ChatGPT running on NVIDIA Jetson Orin Nano

It’s so cute! I want one :)

The dataset consisted of a few thousand videos generated by a handful of AI video models from prompts like “The archer launches the arrow towards the target” and “The robotic arm slides a towel across the table”.

“Wow, these videos… all look terrible” was my immediate reaction after watching and labeling a few of them. The AI models were bad – hilariously bad in many cases. I vividly remember watching one video generated from the prompt “Soccer players in purple celebrate as the crowd cheers” which just showed purple people-looking blobs jiggling on a blurry green background and one of them morphing into the soccer ball. It was nothing like the sleek videos OpenAI likes to tout in its demos.

(This is the kind of slop that these AI models would typically generate. To be fair, all the videos were generated for free, so I didn’t expect them to be that good in the first place.)

Yet one random Chinese AI model – “minimax” – was exceptionally good. Not only were its videos smooth and crisp, but they usually also followed the laws of physics. When I first saw a minimax video, I thought it was a real video mixed in as a sanity check for labelers.

(This video is taken from minimax’s website. I didn’t feel like sifting through the actual dataset for a minimax video, but most of them looked good like this.)

Two days and a few hundred videos in, I began picking up on some interesting trends. Each model would fail in predictable ways: OpenSora would always generate people as Lego mini-figures, CogVideoX would follow prompts very well but produce grainy/jittery videos, and minimax (my beloved) would simply not fail. (Each model (even the really awful ones) was also really good at generating videos of photorealistic feet for some reason02 They were probably trained on videos found on the internet , which I found funny.)

Eventually, my brain just went on autopilot, labeling video after video for an hour.
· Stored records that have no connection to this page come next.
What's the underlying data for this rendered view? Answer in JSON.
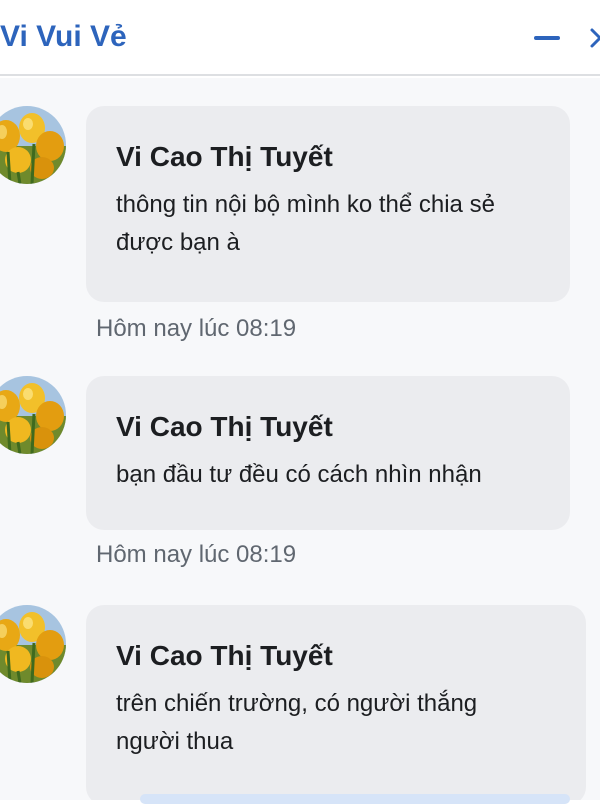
{
  "header": {
    "title": "Vi Vui Vẻ",
    "minimize_icon": "minimize-icon",
    "close_icon": "close-icon"
  },
  "messages": [
    {
      "sender": "Vi Cao Thị Tuyết",
      "text": "thông tin nội bộ mình ko thể chia sẻ được bạn à",
      "time": "Hôm nay lúc 08:19",
      "avatar_icon": "yellow-tulips-avatar"
    },
    {
      "sender": "Vi Cao Thị Tuyết",
      "text": "bạn đầu tư đều có cách nhìn nhận",
      "time": "Hôm nay lúc 08:19",
      "avatar_icon": "yellow-tulips-avatar"
    },
    {
      "sender": "Vi Cao Thị Tuyết",
      "text": "trên chiến trường, có người thắng người thua",
      "time": "",
      "avatar_icon": "yellow-tulips-avatar"
    }
  ],
  "colors": {
    "accent": "#2d64bc",
    "bubble": "#ebecef",
    "background": "#f7f8fa",
    "timestamp": "#606770"
  }
}
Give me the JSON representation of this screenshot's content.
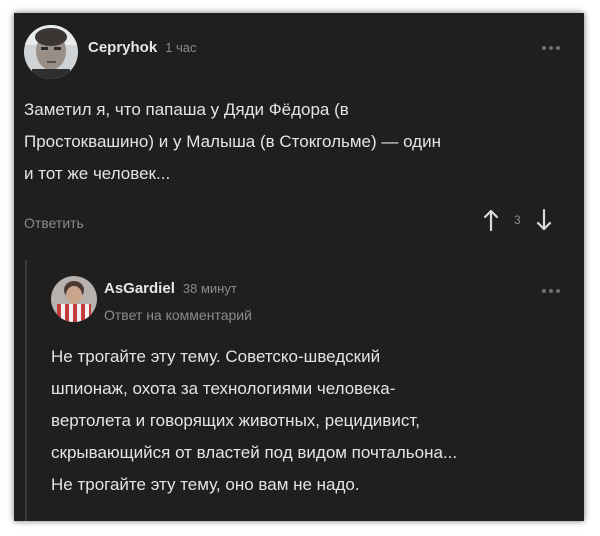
{
  "comment": {
    "username": "Cepryhok",
    "time": "1 час",
    "text": "Заметил я, что папаша у Дяди Фёдора (в\nПростоквашино) и у Малыша (в Стокгольме) — один\nи тот же человек...",
    "reply_label": "Ответить",
    "score": "3"
  },
  "reply": {
    "username": "AsGardiel",
    "time": "38 минут",
    "subtitle": "Ответ на комментарий",
    "text": "Не трогайте эту тему. Советско-шведский\nшпионаж, охота за технологиями человека-\nвертолета и говорящих животных, рецидивист,\nскрывающийся от властей под видом почтальона...\nНе трогайте эту тему, оно вам не надо."
  },
  "colors": {
    "background": "#1f1f1f",
    "text": "#e4e4e4",
    "muted": "#8b8b8b"
  }
}
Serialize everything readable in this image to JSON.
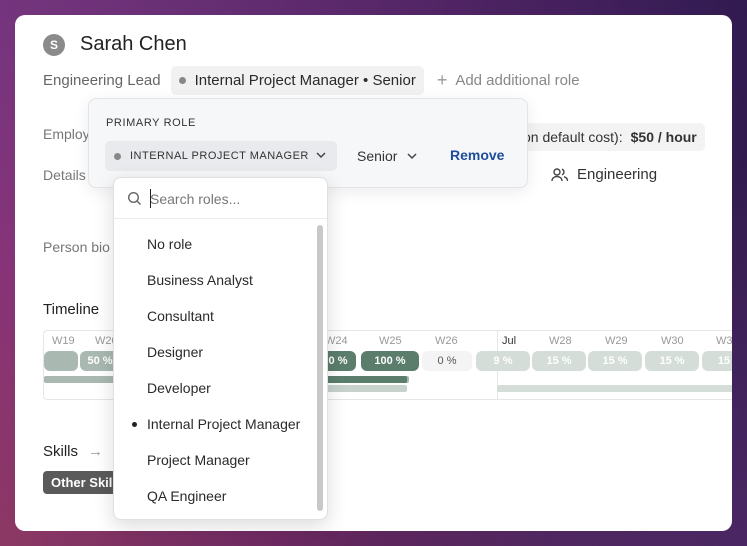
{
  "profile": {
    "avatar_initial": "S",
    "name": "Sarah Chen",
    "title": "Engineering Lead",
    "role_chip": "Internal Project Manager • Senior",
    "add_role": "Add additional role"
  },
  "fields": {
    "employment_label": "Employ",
    "details_label": "Details",
    "person_bio_label": "Person bio",
    "cost_label": "on default cost):",
    "cost_value": "$50 / hour",
    "department": "Engineering"
  },
  "timeline": {
    "title": "Timeline",
    "weeks": [
      "W19",
      "W20",
      "W24",
      "W25",
      "W26",
      "Jul",
      "W28",
      "W29",
      "W30",
      "W3"
    ],
    "pills": [
      "50 %",
      "0 %",
      "100 %",
      "0 %",
      "9 %",
      "15 %",
      "15 %",
      "15 %",
      "15"
    ]
  },
  "skills": {
    "title": "Skills",
    "chip": "Other Skil"
  },
  "popover": {
    "heading": "PRIMARY ROLE",
    "selected_role": "INTERNAL PROJECT MANAGER",
    "level": "Senior",
    "remove_label": "Remove"
  },
  "dropdown": {
    "search_placeholder": "Search roles...",
    "options": [
      {
        "label": "No role"
      },
      {
        "label": "Business Analyst"
      },
      {
        "label": "Consultant"
      },
      {
        "label": "Designer"
      },
      {
        "label": "Developer"
      },
      {
        "label": "Internal Project Manager",
        "selected": true
      },
      {
        "label": "Project Manager"
      },
      {
        "label": "QA Engineer"
      }
    ]
  },
  "colors": {
    "accent_green_dark": "#5b7d6c",
    "accent_green_light": "#d4ddd8",
    "link_blue": "#1e4c9a"
  }
}
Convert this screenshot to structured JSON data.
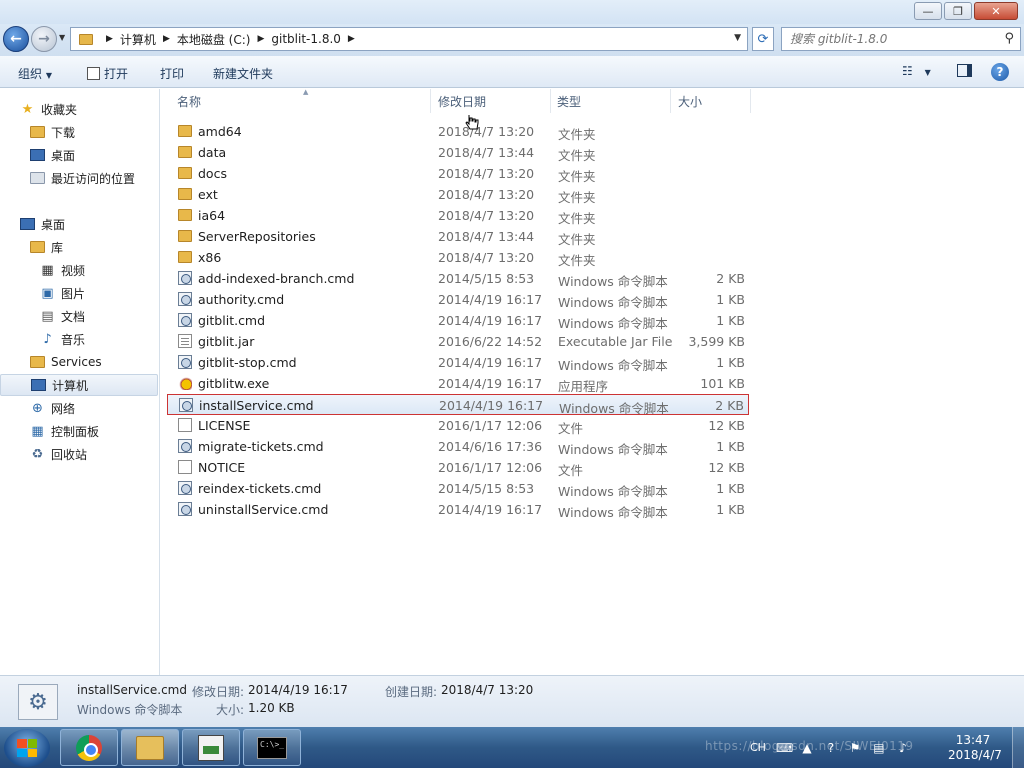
{
  "window": {
    "minimize_icon": "minimize-icon",
    "maximize_icon": "maximize-icon",
    "close_icon": "close-icon"
  },
  "address": {
    "breadcrumbs": [
      "计算机",
      "本地磁盘 (C:)",
      "gitblit-1.8.0"
    ],
    "search_placeholder": "搜索 gitblit-1.8.0"
  },
  "toolbar": {
    "organize": "组织",
    "open": "打开",
    "print": "打印",
    "new_folder": "新建文件夹"
  },
  "nav": {
    "favorites": "收藏夹",
    "downloads": "下载",
    "desktop_fav": "桌面",
    "recent": "最近访问的位置",
    "desktop": "桌面",
    "libraries": "库",
    "videos": "视频",
    "pictures": "图片",
    "documents": "文档",
    "music": "音乐",
    "services": "Services",
    "computer": "计算机",
    "network": "网络",
    "control_panel": "控制面板",
    "recycle_bin": "回收站"
  },
  "columns": {
    "name": "名称",
    "modified": "修改日期",
    "type": "类型",
    "size": "大小"
  },
  "files": [
    {
      "name": "amd64",
      "date": "2018/4/7 13:20",
      "type": "文件夹",
      "size": "",
      "icon": "folder"
    },
    {
      "name": "data",
      "date": "2018/4/7 13:44",
      "type": "文件夹",
      "size": "",
      "icon": "folder"
    },
    {
      "name": "docs",
      "date": "2018/4/7 13:20",
      "type": "文件夹",
      "size": "",
      "icon": "folder"
    },
    {
      "name": "ext",
      "date": "2018/4/7 13:20",
      "type": "文件夹",
      "size": "",
      "icon": "folder"
    },
    {
      "name": "ia64",
      "date": "2018/4/7 13:20",
      "type": "文件夹",
      "size": "",
      "icon": "folder"
    },
    {
      "name": "ServerRepositories",
      "date": "2018/4/7 13:44",
      "type": "文件夹",
      "size": "",
      "icon": "folder"
    },
    {
      "name": "x86",
      "date": "2018/4/7 13:20",
      "type": "文件夹",
      "size": "",
      "icon": "folder"
    },
    {
      "name": "add-indexed-branch.cmd",
      "date": "2014/5/15 8:53",
      "type": "Windows 命令脚本",
      "size": "2 KB",
      "icon": "cmd"
    },
    {
      "name": "authority.cmd",
      "date": "2014/4/19 16:17",
      "type": "Windows 命令脚本",
      "size": "1 KB",
      "icon": "cmd"
    },
    {
      "name": "gitblit.cmd",
      "date": "2014/4/19 16:17",
      "type": "Windows 命令脚本",
      "size": "1 KB",
      "icon": "cmd"
    },
    {
      "name": "gitblit.jar",
      "date": "2016/6/22 14:52",
      "type": "Executable Jar File",
      "size": "3,599 KB",
      "icon": "jar"
    },
    {
      "name": "gitblit-stop.cmd",
      "date": "2014/4/19 16:17",
      "type": "Windows 命令脚本",
      "size": "1 KB",
      "icon": "cmd"
    },
    {
      "name": "gitblitw.exe",
      "date": "2014/4/19 16:17",
      "type": "应用程序",
      "size": "101 KB",
      "icon": "exe"
    },
    {
      "name": "installService.cmd",
      "date": "2014/4/19 16:17",
      "type": "Windows 命令脚本",
      "size": "2 KB",
      "icon": "cmd"
    },
    {
      "name": "LICENSE",
      "date": "2016/1/17 12:06",
      "type": "文件",
      "size": "12 KB",
      "icon": "doc"
    },
    {
      "name": "migrate-tickets.cmd",
      "date": "2014/6/16 17:36",
      "type": "Windows 命令脚本",
      "size": "1 KB",
      "icon": "cmd"
    },
    {
      "name": "NOTICE",
      "date": "2016/1/17 12:06",
      "type": "文件",
      "size": "12 KB",
      "icon": "doc"
    },
    {
      "name": "reindex-tickets.cmd",
      "date": "2014/5/15 8:53",
      "type": "Windows 命令脚本",
      "size": "1 KB",
      "icon": "cmd"
    },
    {
      "name": "uninstallService.cmd",
      "date": "2014/4/19 16:17",
      "type": "Windows 命令脚本",
      "size": "1 KB",
      "icon": "cmd"
    }
  ],
  "details": {
    "filename": "installService.cmd",
    "modified_label": "修改日期:",
    "modified_value": "2014/4/19 16:17",
    "created_label": "创建日期:",
    "created_value": "2018/4/7 13:20",
    "type": "Windows 命令脚本",
    "size_label": "大小:",
    "size_value": "1.20 KB"
  },
  "taskbar": {
    "lang": "CH",
    "time": "13:47",
    "date": "2018/4/7",
    "watermark": "https://blog.csdn.net/SIWEI0119",
    "cmd_text": "C:\\>_"
  },
  "colors": {
    "selection_border": "#cc3333",
    "taskbar": "#2f5987"
  }
}
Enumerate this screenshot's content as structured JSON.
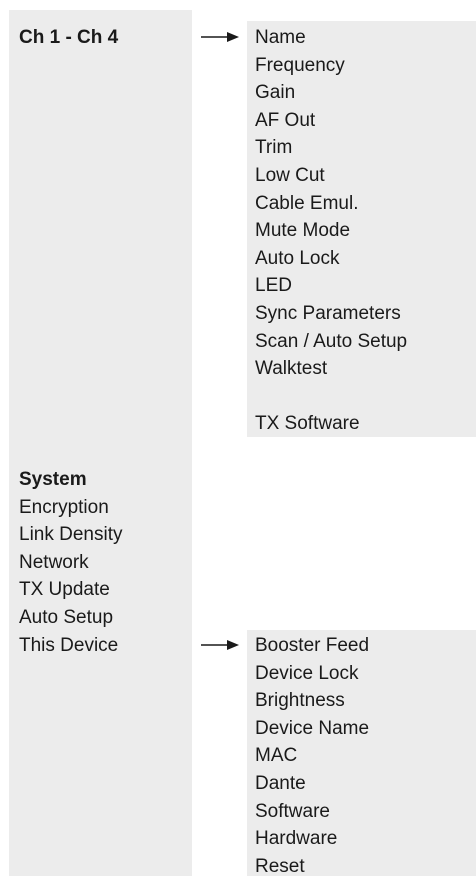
{
  "channel_section": {
    "heading": "Ch 1 - Ch 4",
    "items": [
      "Name",
      "Frequency",
      "Gain",
      "AF Out",
      "Trim",
      "Low Cut",
      "Cable Emul.",
      "Mute Mode",
      "Auto Lock",
      "LED",
      "Sync Parameters",
      "Scan / Auto Setup",
      "Walktest",
      "",
      "TX Software"
    ]
  },
  "system_section": {
    "heading": "System",
    "items": [
      "Encryption",
      "Link Density",
      "Network",
      "TX Update",
      "Auto Setup",
      "This Device"
    ],
    "submenu_items": [
      "Booster Feed",
      "Device Lock",
      "Brightness",
      "Device Name",
      "MAC",
      "Dante",
      "Software",
      "Hardware",
      "Reset"
    ]
  },
  "colors": {
    "panel_background": "#ececec",
    "text": "#1a1a1a",
    "arrow": "#1a1a1a"
  },
  "icons": {
    "submenu_arrow": "right-arrow-icon"
  }
}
It was a good break from my usual MIT schoolwork, and it was somewhat entertaining seeing all the ways the AI models could hallucinate cars and people morphing into other things.

But that’s when everything started to go downhill.

It turns out (unsurprisingly) that minimax is not perfect. However, it only ever fails in extremely subtle ways, like a strand of hair experiencing a tad too much gravity or a tree branch swaying a tad too little in a gust of wind. Without me realizing it, these subtle flaws began to mess with my mind.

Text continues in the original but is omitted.